Another great letter. You know I feel this way too.

Abeni said...

But the other man that mama contemplating always seems so angry.I dunno if I can talk to him.I think I'm gonna run away. Foster home here I come.

Jdid said...

take an oath of fealty to stepfather or you will rue the day you wrote that letter young man!

Will said...

@ empath: nah not papa a - i know ehere my bread butter after all... hehe...

@ Vtina: why thank you... i thought of you while writing this...

@ Abeni: girl... six of one half a dozen of the next... i fear our mother has been ill-used from day 1...

@ Jdid: *cringes* you may be right...

zooms said...

..is raw, and from the heart ...i wish you and mama joy...and papa? guess you a human bean like the rest of us.....

Guyana-Gyal said...

So many adults just cannot remember what it was like to be a child, needing lots of affection and good actions.

Will any step-father or step-mother read this and understand? I hope so.
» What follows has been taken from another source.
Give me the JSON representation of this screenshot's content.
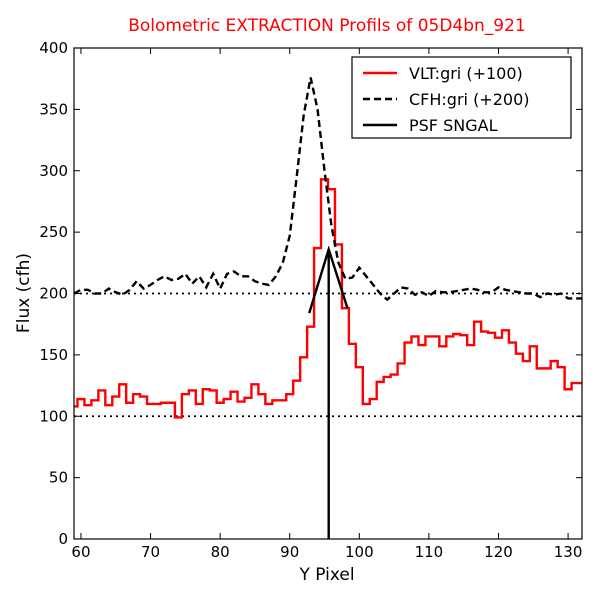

This is a good letter, Will. It is not abusive even though the writer's pain is raw.

Lion-ess said...

First I started reading it at face value and then half-through, I got it. This is really good Will!

Your "Dear Papa" reminds me of the writings of the great Albanian author, Ismail Kadare. You may know his novel "The Palace of Dreams". His writings drawn on the Balkan's history and legends so as to withstand political scrutiny.